When my eyes land on the leather sketchbook, the sight takes me back there, just for a moment.
I can even scent him, the pipe tobacco and teakwood traveling two years from the past to come and meet me.
“Wendy Darling,” says a voice. I snap my attention over to the desk, where the Nomad sits, looking up from scattered notes. “I was wondering when you would come to see me. Cutting it close, are we not?”
“And you are?”The Nomad examines Peter with a predatory gaze, one that is almost as possessive over me as Peter’s. He cocks his head to the side, grinning with teeth that might as well be razors for the way he appears as if he’s about the snap Peter’s head off.
Strange. I remember the Nomad being arrogant. Larger than life. Dangerous. But I don’t remember him claiming his territory when the other male in the room was Astor.
“Her Mate,” says Peter, pulling me closer into his side.
The Nomad’s smile appears more genuinely amused now. He glances back and forth between the two of us. “YourMatehas a sense of humor about him,” he says. “Does he enjoy calling the sun the moon as well?”
Peter takes a step forward, and the Nomad rises from his desk to meet him. Instant dislike taints the air between them, and I can’t decide from whom it bleeds more incessantly.
I expected Peter’s disdain for the Nomad, anger that another male would dare place a bargain upon my skin. But the Nomad’s ire is unexpected. The same male who was unruffled in Astor’s presence appears incensed by Peter.
Still, he turns toward me, hands still splayed on his desk. “You’ve kept me waiting, Wendy Darling. I’m not particularly fond of waiting. Left a rather ill taste in my mouth the last time I did it.”
I remember the rumors about the Nomad. That he’s lived lifetimes, roamed the land of the dead. Is that the waiting he’s speaking of? When he was lurking on the other side of the veil, waiting to return to a fleshly form?
Chills snake up my arms, and from the way the Nomad’s gaze traces them, I get the sense they don’t go without him noticing.
“What are the terms of the bargain?” Peter asks.
The Nomad furrows his brow. “You traveled all this way and didn’t consider asking your Mate?”
Peter’s lip twitches, and the Nomad’s do too. If Peter admits I’m refusing to tell him, he’s admitting a flaw in our relationship, that I keep things from him.
It’s as good as admitting he’s not my Mate.

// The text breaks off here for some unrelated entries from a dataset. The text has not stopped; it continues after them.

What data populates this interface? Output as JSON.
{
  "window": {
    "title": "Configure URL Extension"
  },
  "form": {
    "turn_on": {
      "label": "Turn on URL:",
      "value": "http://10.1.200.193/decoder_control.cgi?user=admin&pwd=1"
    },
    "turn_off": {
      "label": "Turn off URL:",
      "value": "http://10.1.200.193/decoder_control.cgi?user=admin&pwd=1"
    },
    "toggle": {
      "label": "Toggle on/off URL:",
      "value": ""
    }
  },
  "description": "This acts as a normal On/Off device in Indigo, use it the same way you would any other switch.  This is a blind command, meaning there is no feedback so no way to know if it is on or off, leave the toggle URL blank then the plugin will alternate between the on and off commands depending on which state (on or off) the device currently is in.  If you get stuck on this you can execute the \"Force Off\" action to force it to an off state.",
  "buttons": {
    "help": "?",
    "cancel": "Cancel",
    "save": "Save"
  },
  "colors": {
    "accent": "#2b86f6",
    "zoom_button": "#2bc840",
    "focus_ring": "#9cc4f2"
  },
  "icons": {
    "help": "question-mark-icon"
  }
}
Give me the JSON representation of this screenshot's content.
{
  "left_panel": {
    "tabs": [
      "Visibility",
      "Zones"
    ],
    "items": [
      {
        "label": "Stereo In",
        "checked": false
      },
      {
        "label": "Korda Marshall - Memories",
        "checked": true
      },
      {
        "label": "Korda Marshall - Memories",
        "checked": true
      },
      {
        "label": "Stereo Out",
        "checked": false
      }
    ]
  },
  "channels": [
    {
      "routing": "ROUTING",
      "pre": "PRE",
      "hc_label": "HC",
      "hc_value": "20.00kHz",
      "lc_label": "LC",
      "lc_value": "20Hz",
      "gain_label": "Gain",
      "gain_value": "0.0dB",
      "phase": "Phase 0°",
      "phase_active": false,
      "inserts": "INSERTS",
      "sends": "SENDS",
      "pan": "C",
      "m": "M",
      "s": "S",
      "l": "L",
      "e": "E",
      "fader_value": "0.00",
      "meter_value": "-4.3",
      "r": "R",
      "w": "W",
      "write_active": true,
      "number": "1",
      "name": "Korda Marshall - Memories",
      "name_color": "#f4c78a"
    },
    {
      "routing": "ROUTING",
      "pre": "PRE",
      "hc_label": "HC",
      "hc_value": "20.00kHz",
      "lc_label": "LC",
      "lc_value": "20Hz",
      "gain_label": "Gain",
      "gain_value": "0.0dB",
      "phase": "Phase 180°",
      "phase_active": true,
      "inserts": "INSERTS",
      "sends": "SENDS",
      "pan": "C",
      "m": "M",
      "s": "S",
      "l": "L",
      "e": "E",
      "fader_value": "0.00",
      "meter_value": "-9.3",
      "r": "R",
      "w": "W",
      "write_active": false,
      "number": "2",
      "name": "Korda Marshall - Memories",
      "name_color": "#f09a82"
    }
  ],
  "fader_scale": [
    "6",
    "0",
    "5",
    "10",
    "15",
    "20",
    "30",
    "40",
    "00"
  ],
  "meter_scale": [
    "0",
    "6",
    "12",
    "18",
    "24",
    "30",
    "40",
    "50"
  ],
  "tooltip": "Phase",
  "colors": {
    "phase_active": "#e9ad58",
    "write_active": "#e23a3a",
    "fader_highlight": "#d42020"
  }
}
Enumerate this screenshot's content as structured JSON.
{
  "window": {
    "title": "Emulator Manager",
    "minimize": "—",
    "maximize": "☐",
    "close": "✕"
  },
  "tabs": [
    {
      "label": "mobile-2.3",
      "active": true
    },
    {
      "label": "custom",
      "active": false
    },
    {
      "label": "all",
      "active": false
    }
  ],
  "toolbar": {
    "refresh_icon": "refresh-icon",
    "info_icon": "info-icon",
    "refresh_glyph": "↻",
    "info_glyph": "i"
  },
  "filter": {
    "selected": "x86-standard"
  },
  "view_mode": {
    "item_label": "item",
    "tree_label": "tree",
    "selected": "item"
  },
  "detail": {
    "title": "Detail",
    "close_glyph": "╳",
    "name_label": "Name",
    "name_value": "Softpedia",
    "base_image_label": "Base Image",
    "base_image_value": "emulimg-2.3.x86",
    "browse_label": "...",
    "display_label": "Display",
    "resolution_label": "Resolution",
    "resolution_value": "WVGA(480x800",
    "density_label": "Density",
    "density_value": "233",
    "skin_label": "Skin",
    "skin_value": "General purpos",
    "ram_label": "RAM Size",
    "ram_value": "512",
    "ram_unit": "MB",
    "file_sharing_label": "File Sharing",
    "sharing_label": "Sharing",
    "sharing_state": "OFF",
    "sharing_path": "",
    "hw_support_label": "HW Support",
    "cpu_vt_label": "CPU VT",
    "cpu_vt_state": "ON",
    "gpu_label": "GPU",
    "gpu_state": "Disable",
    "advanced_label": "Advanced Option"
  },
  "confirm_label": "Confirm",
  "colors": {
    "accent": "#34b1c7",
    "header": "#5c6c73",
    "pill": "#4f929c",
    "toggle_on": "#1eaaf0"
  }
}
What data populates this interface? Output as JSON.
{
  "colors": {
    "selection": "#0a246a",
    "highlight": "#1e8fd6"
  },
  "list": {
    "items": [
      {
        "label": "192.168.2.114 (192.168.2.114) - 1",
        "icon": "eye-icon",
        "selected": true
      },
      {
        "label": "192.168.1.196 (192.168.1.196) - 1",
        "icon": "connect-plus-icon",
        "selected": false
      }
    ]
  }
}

“Wendy Darling,” says the Nomad, watching for Peter’s instinctual flinch at the use of my name. “Do you wish to speak to me in private?”
My heart races, not with fear of the Nomad, but with hope. Better to be locked in the room alone with the Nomad than theman who already abuses me. But Peter scoffs. “Please, you made a bargain with her for a reason. I’m betting you want Wendy’s side fulfilled. Just tell me what the conditions are and I’ll get you what you want.”
The Nomad taps his quill against the side of the desk. It makes him look so much older than the skin he wears, the body that appears hardly a year my senior. His shaggy dust-brown hair hangs over his pointed ears, his blue eyes as icy as Peter’s.
In the end, the Nomad’s loyalty to me only extends so far. “I want the faerie that lives on your little island of a realm.” When I flinch, the Nomad grimaces, though it’s half-feigned. “Sorry, love. I’d rather we kept things between the two of us”—Peter shifts his feet at the wording, and the Nomad’s lip twitches—“but it appears you’ve had little intention of fulfilling your side of the bargain. Tell me, did you get what you wanted out of it?”
He glances at Peter like he’s dying to test it out, whether he feels pain.
Peter’s jaw ticks. “What do you want with her?”
I turn to face Peter, trying to decide whether he’s simply trying to stall, unwilling to admit that Tink slipped from his hands, or if there’s a part of his twisted soul that actually cares what the Nomad has planned for Tink.
The Nomad taps his long fingers together as he relaxes back into his leather seat and props his hands on his desk. “That’s not really any of your concern, now is it?”
“Wendy Darling is not only my concern, she is mine. And you branded what’s mine with a bargain. Of which she will die if she doesn’t fulfill it. So yes. My things. My concern.”
The Nomad’s blue eyes flick to me. “And how does your thing feel about being called as much?”
“Wendy’s not really in the position to answer questions at the moment,” says Peter.
“Is that so?” The Nomad leans forward, propping his elbows on his knees. “You’ve changed since I last laid eyes on you.” He scans me up and down. It’s not so much leering as it is assessing. While I’m used to men raking me with their vision, there’s nothing sensual in the Nomad’s assessment.
No, to him, I’m a means to an end, my body, withering from disuse on Neverland, a poor investment.
I open my mouth to tell him I won’t bring Tink to him, but nothing comes out. While there’s much I can do to get around having to fulfill the bargain, much I can do to postpone the urges to hunt down Tink, it’s more difficult to refuse directly.